Tessitori naît dans la ville d'Udine (située au nord-est de l'Italie) le , de Guido Tessitori, travailleur dans un orphelinat (les Enfants-Trouvés), et de Luigia Rosa Venier Romano. Il étudie au sein du lycée classique Jacopo Stellini à Udine avant d'aller à l'université de Florence et d'obtenir son diplôme en sciences humaines en 1910[1]. Il est réputé être un étudiant calme, et quand il a commencé l'étude du sanskrit, du pali et du prakrit, ses camarades l'ont si tôt surnommé Luigi l'Indien[1].
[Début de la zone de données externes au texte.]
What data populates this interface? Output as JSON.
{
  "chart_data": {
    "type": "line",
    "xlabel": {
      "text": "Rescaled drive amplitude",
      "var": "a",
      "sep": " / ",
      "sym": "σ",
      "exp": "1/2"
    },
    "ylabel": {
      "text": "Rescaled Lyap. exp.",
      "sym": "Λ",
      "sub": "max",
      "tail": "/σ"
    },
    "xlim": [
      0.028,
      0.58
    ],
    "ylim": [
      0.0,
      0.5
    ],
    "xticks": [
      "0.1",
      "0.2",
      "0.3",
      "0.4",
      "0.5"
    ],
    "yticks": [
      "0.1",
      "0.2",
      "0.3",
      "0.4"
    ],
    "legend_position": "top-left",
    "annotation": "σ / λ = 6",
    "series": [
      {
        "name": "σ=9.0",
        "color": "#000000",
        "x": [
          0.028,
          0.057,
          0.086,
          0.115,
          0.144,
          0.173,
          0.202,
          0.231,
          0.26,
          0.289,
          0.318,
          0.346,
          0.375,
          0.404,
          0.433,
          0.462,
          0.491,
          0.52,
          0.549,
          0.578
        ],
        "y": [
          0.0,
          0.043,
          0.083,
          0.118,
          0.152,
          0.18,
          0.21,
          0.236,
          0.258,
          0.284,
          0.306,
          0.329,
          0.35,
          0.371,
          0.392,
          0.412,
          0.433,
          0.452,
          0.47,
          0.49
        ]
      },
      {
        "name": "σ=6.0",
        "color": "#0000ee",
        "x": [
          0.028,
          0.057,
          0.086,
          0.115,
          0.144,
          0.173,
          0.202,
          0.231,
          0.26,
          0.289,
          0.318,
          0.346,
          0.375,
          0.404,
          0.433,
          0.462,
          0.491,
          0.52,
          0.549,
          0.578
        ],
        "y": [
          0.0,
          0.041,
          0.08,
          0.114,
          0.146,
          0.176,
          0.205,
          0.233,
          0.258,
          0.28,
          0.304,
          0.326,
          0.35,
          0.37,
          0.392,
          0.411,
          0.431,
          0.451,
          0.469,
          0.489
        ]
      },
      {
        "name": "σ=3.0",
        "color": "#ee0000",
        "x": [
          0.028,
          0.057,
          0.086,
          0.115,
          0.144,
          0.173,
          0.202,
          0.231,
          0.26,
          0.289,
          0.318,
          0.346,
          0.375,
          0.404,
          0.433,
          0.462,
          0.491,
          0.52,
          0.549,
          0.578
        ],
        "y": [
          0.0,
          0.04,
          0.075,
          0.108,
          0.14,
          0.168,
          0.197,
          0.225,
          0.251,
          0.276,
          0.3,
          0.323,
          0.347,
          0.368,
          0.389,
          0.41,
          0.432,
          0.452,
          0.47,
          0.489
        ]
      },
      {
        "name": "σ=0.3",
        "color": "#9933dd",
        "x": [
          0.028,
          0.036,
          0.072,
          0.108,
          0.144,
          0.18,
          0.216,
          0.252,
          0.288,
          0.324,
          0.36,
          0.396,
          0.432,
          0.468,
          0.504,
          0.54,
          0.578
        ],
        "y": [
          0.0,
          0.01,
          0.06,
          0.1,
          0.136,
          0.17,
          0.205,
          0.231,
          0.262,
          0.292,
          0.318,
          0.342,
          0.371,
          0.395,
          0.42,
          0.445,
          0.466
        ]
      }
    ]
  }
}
Ayant développé un intérêt prononcé pour les langues vernaculaires du nord de l'Inde, Tessitori s'est alors efforcé d'obtenir un poste au Rajasthan. Il postule en 1913 au Bureau de l'Inde ; réalisant qu'il n'a aucune garantie d'avoir l'emploi, il contacte aussi des princes indiens qui pourraient l'employer pour un travail en linguistique. À cette période, il prend contact avec un enseignant du jaïnisme, Vijaya Dharma Suri (1868-1923), avec lequel il a une relation personnelle et professionnelle forte[1]. Suri est connu pour sa profonde connaissance de la littérature jaïn, et a joué un rôle important dans la reprise et la préservation de ces ouvrages. Tessitori fait appel à lui pour la critique de ses exégèses sur la littérature et la pratique du jaïnisme. Suri lui offre un poste à l'école jaïniste au Rajasthan, mais alors qu'il négocie la situation délicate qu'est l'accueil d'un chrétien au sein d'un communauté jaïn, Tessitori voit sa candidature au Bureau de l'Inde acceptée, et fait ses préparatifs pour se rendre en Inde en 1914.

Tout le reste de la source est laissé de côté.